商品の補充発注他、すべてパートさん任せ。
細かな数字も基本、報告を受けるだけにしてたし、僕は棚割りを考えただけだった。
DVD、BD、CDの販売ノウハウってのは、一応テレビゲームの応用でしかない。
あとは、2007年の11月頃、2008年1月に発売さる予定の新作DVDで「みなみけ」のポスターをパートさんが張り替えてたんで「ああ、これ売れるよ」と一言。
それを聞いたパートさんが、いつの間にか多めに発注してたらしい。w
なので、発売日にドンピシャ大成功だったと言っていた。
さらにその後、3期が放映されていて「あ、今度はこれ売れんで」と忠告しておいた。
そしたら、マジで売れなくて、パートさんが「宮本さんが売れないというから、本部の発注本数減らしてもらってて正解でした」と言っていた。
1期、2期は順調に売れてたのだけど。
3期は基本絵柄も変わってしまい、お話もつまらなくなっていたので、売れないと踏んでいたの。
そして2007年に出ていた劇場版エヴァンゲリオンのDVDが発売されて、巷で「無いか無いか?」と大騒ぎになってたらしい。
発売時期的に「なんかおかしい」と直感的に思い、それでパートさんが「再入荷の目途立ってないんですけど、どうします?」と聞いてきたので、ゲーム担当の部下に「ちょっと調べろ」と指示を出したら「宮本さん!わかりました!」と報告にやって来た。

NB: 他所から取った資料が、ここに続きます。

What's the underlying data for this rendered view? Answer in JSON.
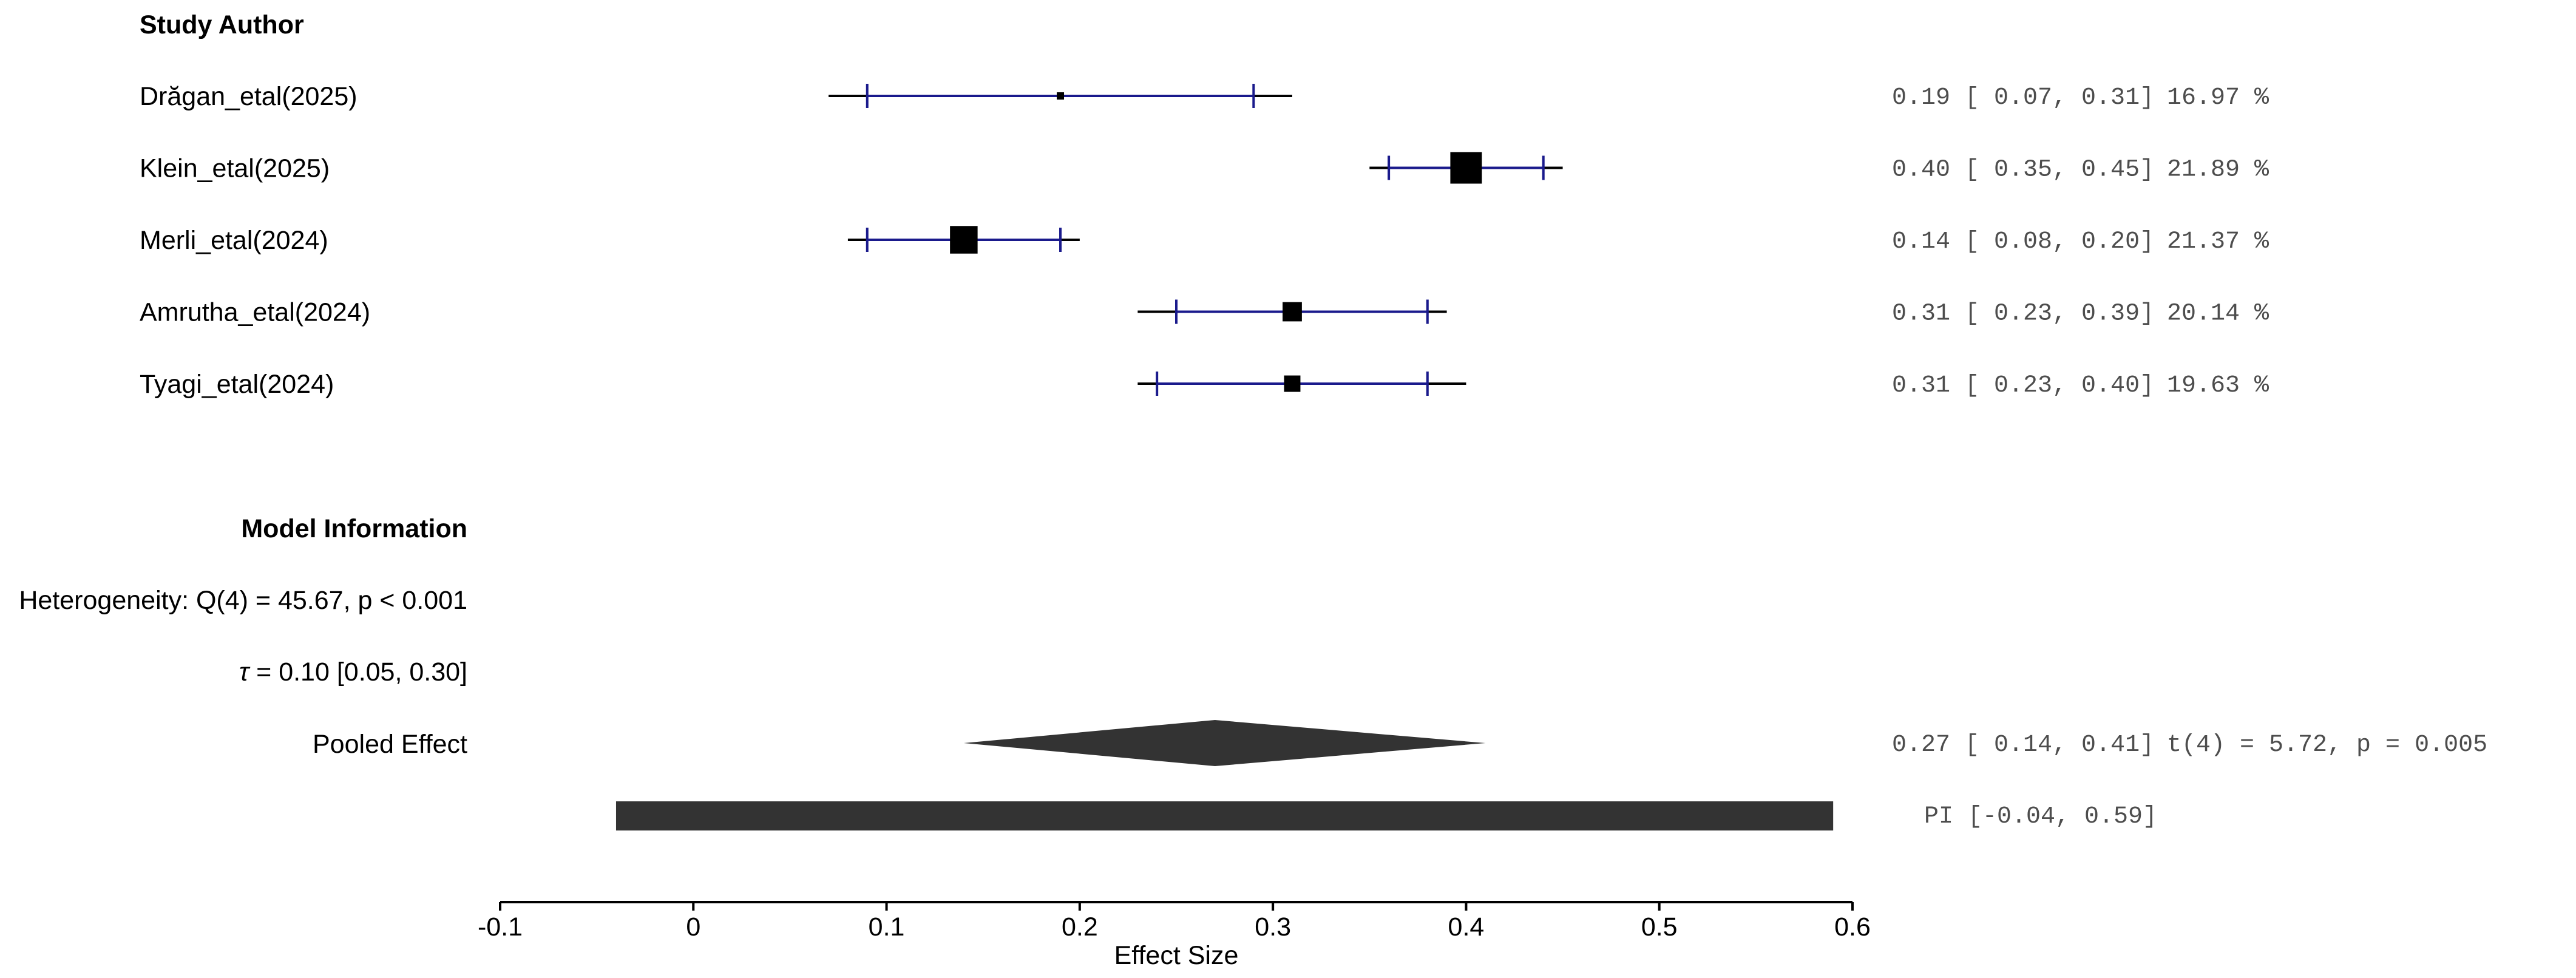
{
  "chart_data": {
    "type": "forest",
    "title": "",
    "xlabel": "Effect Size",
    "xlim": [
      -0.1,
      0.6
    ],
    "xticks": [
      -0.1,
      0,
      0.1,
      0.2,
      0.3,
      0.4,
      0.5,
      0.6
    ],
    "xtick_labels": [
      "-0.1",
      "0",
      "0.1",
      "0.2",
      "0.3",
      "0.4",
      "0.5",
      "0.6"
    ],
    "column_header": "Study Author",
    "studies": [
      {
        "label": "Drăgan_etal(2025)",
        "estimate": 0.19,
        "ci": [
          0.07,
          0.31
        ],
        "inner": [
          0.09,
          0.29
        ],
        "weight": 16.97,
        "stats": "0.19 [ 0.07, 0.31]",
        "weight_text": "16.97 %"
      },
      {
        "label": "Klein_etal(2025)",
        "estimate": 0.4,
        "ci": [
          0.35,
          0.45
        ],
        "inner": [
          0.36,
          0.44
        ],
        "weight": 21.89,
        "stats": "0.40 [ 0.35, 0.45]",
        "weight_text": "21.89 %"
      },
      {
        "label": "Merli_etal(2024)",
        "estimate": 0.14,
        "ci": [
          0.08,
          0.2
        ],
        "inner": [
          0.09,
          0.19
        ],
        "weight": 21.37,
        "stats": "0.14 [ 0.08, 0.20]",
        "weight_text": "21.37 %"
      },
      {
        "label": "Amrutha_etal(2024)",
        "estimate": 0.31,
        "ci": [
          0.23,
          0.39
        ],
        "inner": [
          0.25,
          0.38
        ],
        "weight": 20.14,
        "stats": "0.31 [ 0.23, 0.39]",
        "weight_text": "20.14 %"
      },
      {
        "label": "Tyagi_etal(2024)",
        "estimate": 0.31,
        "ci": [
          0.23,
          0.4
        ],
        "inner": [
          0.24,
          0.38
        ],
        "weight": 19.63,
        "stats": "0.31 [ 0.23, 0.40]",
        "weight_text": "19.63 %"
      }
    ],
    "model_info": {
      "header": "Model Information",
      "heterogeneity": "Heterogeneity: Q(4) = 45.67, p < 0.001",
      "tau_symbol": "τ",
      "tau_text": " = 0.10 [0.05, 0.30]",
      "pooled_label": "Pooled Effect",
      "pooled": {
        "estimate": 0.27,
        "ci": [
          0.14,
          0.41
        ],
        "stats": "0.27 [ 0.14, 0.41]",
        "test": "t(4) = 5.72, p = 0.005"
      },
      "prediction_interval": {
        "ci": [
          -0.04,
          0.59
        ],
        "text": "PI [-0.04, 0.59]"
      }
    },
    "colors": {
      "ci_line": "#000000",
      "inner_line": "#1a1a8c",
      "marker": "#000000",
      "pooled": "#333333",
      "stats_text": "#4d4d4d"
    }
  }
}
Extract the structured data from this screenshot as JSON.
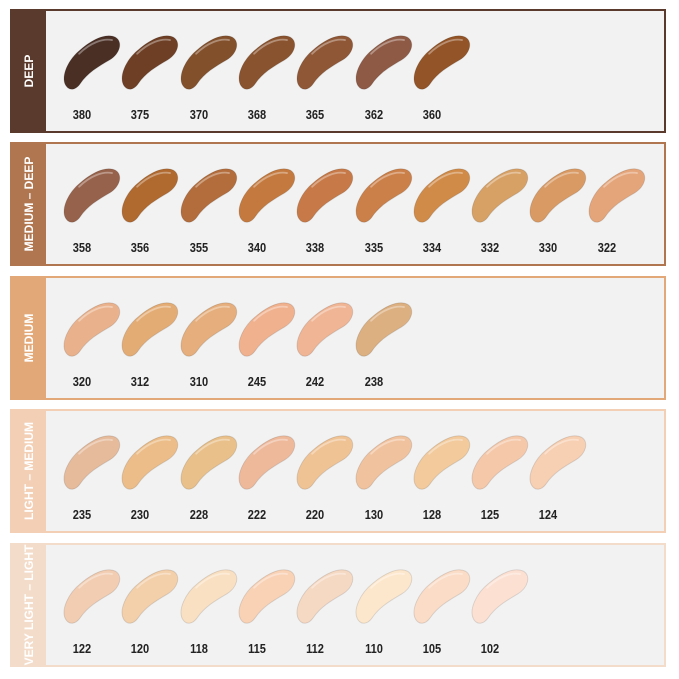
{
  "groups": [
    {
      "name": "DEEP",
      "color": "#5b3a2e",
      "shades": [
        {
          "code": "380",
          "color": "#4a2f25"
        },
        {
          "code": "375",
          "color": "#6e3f25"
        },
        {
          "code": "370",
          "color": "#83502c"
        },
        {
          "code": "368",
          "color": "#8a532f"
        },
        {
          "code": "365",
          "color": "#8f5736"
        },
        {
          "code": "362",
          "color": "#8e5a45"
        },
        {
          "code": "360",
          "color": "#935427"
        }
      ]
    },
    {
      "name": "MEDIUM – DEEP",
      "color": "#b07650",
      "shades": [
        {
          "code": "358",
          "color": "#97624b"
        },
        {
          "code": "356",
          "color": "#b0692f"
        },
        {
          "code": "355",
          "color": "#b36d3c"
        },
        {
          "code": "340",
          "color": "#c47a3f"
        },
        {
          "code": "338",
          "color": "#c77a48"
        },
        {
          "code": "335",
          "color": "#cc8049"
        },
        {
          "code": "334",
          "color": "#d08b49"
        },
        {
          "code": "332",
          "color": "#d7a166"
        },
        {
          "code": "330",
          "color": "#d99a64"
        },
        {
          "code": "322",
          "color": "#e5a57a"
        }
      ]
    },
    {
      "name": "MEDIUM",
      "color": "#e3a878",
      "shades": [
        {
          "code": "320",
          "color": "#eab28c"
        },
        {
          "code": "312",
          "color": "#e4ac75"
        },
        {
          "code": "310",
          "color": "#e5ae7c"
        },
        {
          "code": "245",
          "color": "#f0b18e"
        },
        {
          "code": "242",
          "color": "#f0b595"
        },
        {
          "code": "238",
          "color": "#dcb081"
        }
      ]
    },
    {
      "name": "LIGHT – MEDIUM",
      "color": "#f2cfb5",
      "shades": [
        {
          "code": "235",
          "color": "#e6bb9b"
        },
        {
          "code": "230",
          "color": "#ecbd88"
        },
        {
          "code": "228",
          "color": "#e9c08a"
        },
        {
          "code": "222",
          "color": "#eeb99b"
        },
        {
          "code": "220",
          "color": "#f0c395"
        },
        {
          "code": "130",
          "color": "#f1c29e"
        },
        {
          "code": "128",
          "color": "#f2ca9c"
        },
        {
          "code": "125",
          "color": "#f5c8aa"
        },
        {
          "code": "124",
          "color": "#f7cfb2"
        }
      ]
    },
    {
      "name": "VERY LIGHT – LIGHT",
      "color": "#f4dccb",
      "shades": [
        {
          "code": "122",
          "color": "#f2cdb2"
        },
        {
          "code": "120",
          "color": "#f3cfaa"
        },
        {
          "code": "118",
          "color": "#fae0c2"
        },
        {
          "code": "115",
          "color": "#f9d2b6"
        },
        {
          "code": "112",
          "color": "#f6d9c3"
        },
        {
          "code": "110",
          "color": "#fde7cc"
        },
        {
          "code": "105",
          "color": "#fbdcc6"
        },
        {
          "code": "102",
          "color": "#fce1d3"
        }
      ]
    }
  ]
}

「あれは初回特典でセル画がついて来るんですが、何が当たるかわからないそうで、それであたりを探してるみたいです」と。
速攻でパートさんに「追いかけるな」と忠告した。
そしたら、マジで再入荷分から動きが停まった。w
再入荷分にはセル画はついてなかったからだ。
他店は、勢いに任せて再発注かけてたから、余ってたらしい。
僕はこういう形でしかディスク売場に関わっていないのだけど。
指示したことは、キッチリ守ってくれるパートさんのお陰で、かなり良い数字が残せた。